1.3.2. Processor capabilities for low-power machine learning inference

Selecting the right processor is key to achieving high efficiency for the implementation of low/mid-end machine learning inference. In this section, we will describe a number of key capabilities of the DSP-enhanced ARC EM9D processor and illustrate how they can be used to implement neural network processing efficiently.

As described earlier, the dot-product operation on input samples and weights is a dominant computation. The key primitive for implementing the dot product is the multiply-accumulate (MAC) operation, which can be used to incrementally sum up the products of input samples and weights. Vectorization of the MAC operations is an important way to increase the efficiency of neural network processing. Figure 1.5 illustrates two types of vector MAC instructions of the ARC EM9D processor.

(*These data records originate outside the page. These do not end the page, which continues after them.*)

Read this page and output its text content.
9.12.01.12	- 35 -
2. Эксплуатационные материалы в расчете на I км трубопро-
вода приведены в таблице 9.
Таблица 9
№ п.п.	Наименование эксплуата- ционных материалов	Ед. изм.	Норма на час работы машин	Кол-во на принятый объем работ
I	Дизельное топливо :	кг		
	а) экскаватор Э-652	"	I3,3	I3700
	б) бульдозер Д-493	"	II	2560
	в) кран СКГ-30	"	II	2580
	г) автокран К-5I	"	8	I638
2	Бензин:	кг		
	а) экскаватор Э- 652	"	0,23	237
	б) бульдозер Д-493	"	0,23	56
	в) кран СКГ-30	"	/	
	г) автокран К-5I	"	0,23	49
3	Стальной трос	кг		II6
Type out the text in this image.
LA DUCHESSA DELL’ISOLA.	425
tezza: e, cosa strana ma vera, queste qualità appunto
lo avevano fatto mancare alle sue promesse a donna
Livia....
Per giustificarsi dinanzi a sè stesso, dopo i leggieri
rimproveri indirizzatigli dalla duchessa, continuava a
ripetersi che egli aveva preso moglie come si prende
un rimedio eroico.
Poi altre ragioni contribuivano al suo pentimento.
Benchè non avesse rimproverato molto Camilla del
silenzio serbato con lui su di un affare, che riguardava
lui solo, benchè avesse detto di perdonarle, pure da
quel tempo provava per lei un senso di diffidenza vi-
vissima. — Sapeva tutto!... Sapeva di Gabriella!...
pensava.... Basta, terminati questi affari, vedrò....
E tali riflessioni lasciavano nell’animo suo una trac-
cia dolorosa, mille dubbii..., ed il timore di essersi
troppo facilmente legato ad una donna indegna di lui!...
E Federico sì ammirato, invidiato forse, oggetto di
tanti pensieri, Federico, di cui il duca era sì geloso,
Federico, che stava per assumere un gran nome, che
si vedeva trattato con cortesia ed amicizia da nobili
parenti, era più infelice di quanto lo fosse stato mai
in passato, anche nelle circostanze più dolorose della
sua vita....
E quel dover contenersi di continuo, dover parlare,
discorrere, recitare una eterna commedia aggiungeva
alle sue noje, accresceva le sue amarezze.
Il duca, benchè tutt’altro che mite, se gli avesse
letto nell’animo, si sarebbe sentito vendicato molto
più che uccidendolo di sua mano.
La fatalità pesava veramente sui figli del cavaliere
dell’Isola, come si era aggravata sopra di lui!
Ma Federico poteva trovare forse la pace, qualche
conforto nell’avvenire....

Figure 15 Two types of vector MAC instructions of the ARC EM9D processor - фото 7

Figure 1.5. Two types of vector MAC instructions of the ARC EM9D processor

Both of these vector MAC instructions operate on 2x16-bit vector operands. The DMAC instruction on the left is a dual-MAC that can be used to implement a dot product, with A1 and A2 being two neighboring samples from the input map and B1 and B2 being two neighboring weights from the weight kernel. The ARC EM9D processor supports 32-bit accumulators for which an additional eight guard bits can be enabled to avoid overflow. The DMAC operation can effectively be used for weight kernels with an even width, reducing the number of MAC instructions by a factor of two compared to a scalar implementation. However, for weight kernels with an odd width, this instruction is less effective. In such cases, the VMAC instruction, shown on the right in Figure 1.5, can be used to perform two dot-product operations in parallel, accumulating intermediate results into two accumulators. In case the weight kernel “moves” over the input map with a stride of one, A1 and A2 are two neighboring samples from the input map and the value of B1 and B2 is the same weight that is applied to both A1 and A2.